Microwave surface resistance in superconductors with grain boundaries

TL;DR

This paper theoretically investigates microwave surface resistance in superconductors with grain boundaries, revealing nonmonotonic dependence on critical current density and potential for lower resistance than ideal superconductors.

Contribution

It introduces a combined two-fluid and Josephson-junction model to analyze microwave dissipation in superconductors with grain boundaries, providing new insights into their surface impedance behavior.

Findings

Surface resistance depends nonmonotonically on grain boundary critical current density.

Superconductors with grain boundaries can have lower surface resistance than homogeneous ones.

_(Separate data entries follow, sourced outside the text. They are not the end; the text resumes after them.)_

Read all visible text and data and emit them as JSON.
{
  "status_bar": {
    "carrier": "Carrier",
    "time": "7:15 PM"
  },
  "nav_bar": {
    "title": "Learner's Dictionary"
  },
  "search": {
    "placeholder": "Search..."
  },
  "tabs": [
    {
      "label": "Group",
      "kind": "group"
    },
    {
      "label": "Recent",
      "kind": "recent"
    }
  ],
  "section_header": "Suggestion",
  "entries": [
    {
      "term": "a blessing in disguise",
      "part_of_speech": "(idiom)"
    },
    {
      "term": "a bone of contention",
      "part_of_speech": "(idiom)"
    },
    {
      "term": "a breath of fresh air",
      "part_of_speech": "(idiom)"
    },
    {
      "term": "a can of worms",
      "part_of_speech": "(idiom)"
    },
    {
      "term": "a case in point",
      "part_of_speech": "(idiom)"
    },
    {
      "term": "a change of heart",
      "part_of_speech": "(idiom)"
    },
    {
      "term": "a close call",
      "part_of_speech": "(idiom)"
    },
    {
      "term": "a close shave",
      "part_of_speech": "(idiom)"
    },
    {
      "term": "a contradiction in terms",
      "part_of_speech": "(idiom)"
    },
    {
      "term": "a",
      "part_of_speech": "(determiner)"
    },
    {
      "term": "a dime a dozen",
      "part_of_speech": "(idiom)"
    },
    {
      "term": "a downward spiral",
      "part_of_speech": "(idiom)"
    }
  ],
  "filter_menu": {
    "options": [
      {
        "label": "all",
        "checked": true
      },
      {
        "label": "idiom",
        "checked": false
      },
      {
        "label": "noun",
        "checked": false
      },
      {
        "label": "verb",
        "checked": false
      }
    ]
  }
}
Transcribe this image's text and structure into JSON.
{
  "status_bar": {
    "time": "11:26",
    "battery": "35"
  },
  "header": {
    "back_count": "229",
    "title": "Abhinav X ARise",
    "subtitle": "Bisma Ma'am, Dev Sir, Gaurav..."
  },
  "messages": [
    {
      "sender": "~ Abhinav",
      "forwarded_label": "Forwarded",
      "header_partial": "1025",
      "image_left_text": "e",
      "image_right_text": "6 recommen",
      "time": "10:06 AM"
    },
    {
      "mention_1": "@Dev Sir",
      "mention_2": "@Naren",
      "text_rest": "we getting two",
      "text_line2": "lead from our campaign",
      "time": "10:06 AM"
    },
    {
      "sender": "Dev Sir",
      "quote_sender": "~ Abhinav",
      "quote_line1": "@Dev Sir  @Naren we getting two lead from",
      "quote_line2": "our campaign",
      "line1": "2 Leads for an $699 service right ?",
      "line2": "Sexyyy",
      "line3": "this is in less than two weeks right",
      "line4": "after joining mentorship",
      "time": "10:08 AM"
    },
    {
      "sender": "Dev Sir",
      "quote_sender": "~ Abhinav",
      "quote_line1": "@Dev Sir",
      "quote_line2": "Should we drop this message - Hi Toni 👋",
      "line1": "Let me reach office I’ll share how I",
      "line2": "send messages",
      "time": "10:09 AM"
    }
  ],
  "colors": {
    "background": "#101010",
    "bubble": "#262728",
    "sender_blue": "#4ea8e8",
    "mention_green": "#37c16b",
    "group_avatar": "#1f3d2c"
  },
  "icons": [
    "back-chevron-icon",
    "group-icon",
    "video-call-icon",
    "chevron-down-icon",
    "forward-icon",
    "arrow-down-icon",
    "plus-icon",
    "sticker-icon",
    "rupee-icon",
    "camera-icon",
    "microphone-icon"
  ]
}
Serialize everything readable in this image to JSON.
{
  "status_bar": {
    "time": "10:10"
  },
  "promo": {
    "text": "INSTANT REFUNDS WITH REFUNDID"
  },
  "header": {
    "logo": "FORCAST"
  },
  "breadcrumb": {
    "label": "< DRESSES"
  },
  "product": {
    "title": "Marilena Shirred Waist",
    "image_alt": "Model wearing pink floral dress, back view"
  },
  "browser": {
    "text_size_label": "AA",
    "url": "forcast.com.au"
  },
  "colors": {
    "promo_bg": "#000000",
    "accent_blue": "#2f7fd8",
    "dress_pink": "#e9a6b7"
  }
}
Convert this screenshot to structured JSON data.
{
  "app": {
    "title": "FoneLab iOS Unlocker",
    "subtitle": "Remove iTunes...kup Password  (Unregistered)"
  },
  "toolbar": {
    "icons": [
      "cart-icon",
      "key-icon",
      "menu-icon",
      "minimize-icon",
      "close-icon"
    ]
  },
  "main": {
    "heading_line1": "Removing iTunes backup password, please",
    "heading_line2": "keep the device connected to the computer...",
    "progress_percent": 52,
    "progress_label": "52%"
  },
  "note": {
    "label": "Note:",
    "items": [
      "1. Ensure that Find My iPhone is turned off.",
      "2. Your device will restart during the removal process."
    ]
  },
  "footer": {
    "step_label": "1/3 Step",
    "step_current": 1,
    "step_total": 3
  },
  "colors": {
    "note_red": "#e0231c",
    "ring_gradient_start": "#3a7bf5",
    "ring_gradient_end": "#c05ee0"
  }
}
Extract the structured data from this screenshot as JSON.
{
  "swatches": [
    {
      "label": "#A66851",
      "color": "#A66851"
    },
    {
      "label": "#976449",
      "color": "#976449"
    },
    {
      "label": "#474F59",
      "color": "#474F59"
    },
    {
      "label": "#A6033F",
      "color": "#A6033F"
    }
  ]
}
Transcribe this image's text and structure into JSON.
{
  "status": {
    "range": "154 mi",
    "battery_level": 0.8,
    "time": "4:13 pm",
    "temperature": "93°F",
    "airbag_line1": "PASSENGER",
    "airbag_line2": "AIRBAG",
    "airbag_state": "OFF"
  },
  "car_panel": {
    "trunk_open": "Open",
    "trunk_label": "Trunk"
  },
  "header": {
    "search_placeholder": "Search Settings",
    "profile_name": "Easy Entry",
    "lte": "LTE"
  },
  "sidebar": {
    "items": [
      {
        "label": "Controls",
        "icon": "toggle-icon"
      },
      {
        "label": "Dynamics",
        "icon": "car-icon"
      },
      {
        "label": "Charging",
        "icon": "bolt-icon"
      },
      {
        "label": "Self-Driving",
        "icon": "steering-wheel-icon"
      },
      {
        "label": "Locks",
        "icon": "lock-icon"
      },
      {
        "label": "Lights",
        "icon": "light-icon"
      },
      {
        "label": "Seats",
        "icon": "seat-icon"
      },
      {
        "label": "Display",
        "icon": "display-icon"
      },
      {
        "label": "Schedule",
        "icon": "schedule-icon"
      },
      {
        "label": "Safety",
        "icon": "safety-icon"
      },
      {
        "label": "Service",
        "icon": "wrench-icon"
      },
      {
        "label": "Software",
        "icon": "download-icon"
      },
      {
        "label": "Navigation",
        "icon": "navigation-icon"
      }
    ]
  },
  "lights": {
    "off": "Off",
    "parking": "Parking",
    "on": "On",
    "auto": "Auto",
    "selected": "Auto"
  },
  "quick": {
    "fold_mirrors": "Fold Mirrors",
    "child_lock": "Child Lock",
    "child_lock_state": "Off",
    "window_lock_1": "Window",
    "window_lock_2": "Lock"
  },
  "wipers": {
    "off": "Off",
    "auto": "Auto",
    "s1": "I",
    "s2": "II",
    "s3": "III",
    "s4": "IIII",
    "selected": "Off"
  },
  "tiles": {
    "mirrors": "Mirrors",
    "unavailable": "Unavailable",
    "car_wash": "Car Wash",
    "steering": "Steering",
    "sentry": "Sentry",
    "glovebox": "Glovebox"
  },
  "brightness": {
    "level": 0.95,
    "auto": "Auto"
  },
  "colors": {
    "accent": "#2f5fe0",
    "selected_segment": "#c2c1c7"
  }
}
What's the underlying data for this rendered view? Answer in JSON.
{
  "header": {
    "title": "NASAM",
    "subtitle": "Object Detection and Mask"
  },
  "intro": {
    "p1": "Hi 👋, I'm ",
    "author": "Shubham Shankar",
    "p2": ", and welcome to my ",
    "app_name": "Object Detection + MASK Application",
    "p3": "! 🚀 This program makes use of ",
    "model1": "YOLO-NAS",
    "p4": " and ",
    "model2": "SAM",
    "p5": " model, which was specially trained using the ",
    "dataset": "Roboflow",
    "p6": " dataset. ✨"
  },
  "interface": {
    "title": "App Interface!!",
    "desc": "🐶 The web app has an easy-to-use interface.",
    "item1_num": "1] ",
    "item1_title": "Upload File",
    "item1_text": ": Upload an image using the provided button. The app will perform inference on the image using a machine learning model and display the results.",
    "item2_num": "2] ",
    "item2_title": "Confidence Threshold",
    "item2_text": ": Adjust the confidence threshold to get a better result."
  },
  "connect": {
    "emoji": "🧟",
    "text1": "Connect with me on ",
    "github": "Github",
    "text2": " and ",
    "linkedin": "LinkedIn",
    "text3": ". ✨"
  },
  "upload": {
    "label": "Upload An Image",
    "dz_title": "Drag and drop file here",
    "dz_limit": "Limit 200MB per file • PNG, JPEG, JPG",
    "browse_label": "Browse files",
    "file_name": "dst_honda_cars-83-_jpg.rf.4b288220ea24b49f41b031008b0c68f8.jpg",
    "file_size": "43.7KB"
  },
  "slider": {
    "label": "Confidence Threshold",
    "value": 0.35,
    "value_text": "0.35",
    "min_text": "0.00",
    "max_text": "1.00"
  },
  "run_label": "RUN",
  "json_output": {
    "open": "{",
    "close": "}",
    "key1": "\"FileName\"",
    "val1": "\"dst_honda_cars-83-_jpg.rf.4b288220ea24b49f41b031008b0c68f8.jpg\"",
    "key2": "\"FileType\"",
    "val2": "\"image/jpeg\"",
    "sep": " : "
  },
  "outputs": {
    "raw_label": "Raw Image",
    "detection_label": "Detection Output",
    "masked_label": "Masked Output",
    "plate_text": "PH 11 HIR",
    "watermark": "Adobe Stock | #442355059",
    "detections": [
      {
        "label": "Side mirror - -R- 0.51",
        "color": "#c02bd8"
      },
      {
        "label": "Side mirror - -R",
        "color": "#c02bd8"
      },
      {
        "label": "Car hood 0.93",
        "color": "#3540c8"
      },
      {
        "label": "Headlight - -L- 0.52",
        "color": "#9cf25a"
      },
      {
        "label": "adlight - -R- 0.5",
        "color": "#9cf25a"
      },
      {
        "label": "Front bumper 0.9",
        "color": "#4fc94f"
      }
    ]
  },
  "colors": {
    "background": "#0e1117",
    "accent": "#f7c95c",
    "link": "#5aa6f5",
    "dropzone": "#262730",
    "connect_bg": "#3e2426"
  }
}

Theoretical model combines intragrain and intergrain current transport mechanisms.

Abstract

Microwave-field distribution, dissipation, and surface impedance are theoretically investigated for superconductors with laminar grain boundaries (GBs). In the present theory we adopt the two-fluid model for intragrain transport current in the grains, and the Josephson-junction model for intergrain tunneling current across GBs. Results show that the surface resistance $R_s$ nonmonotonically depends on the critical current density $J_{cj}$ at GB junctions, and $R_s$ for superconductors with GBs can be smaller than the surface resistance $R_{s0}$ for ideal homogeneous superconductors without GBs.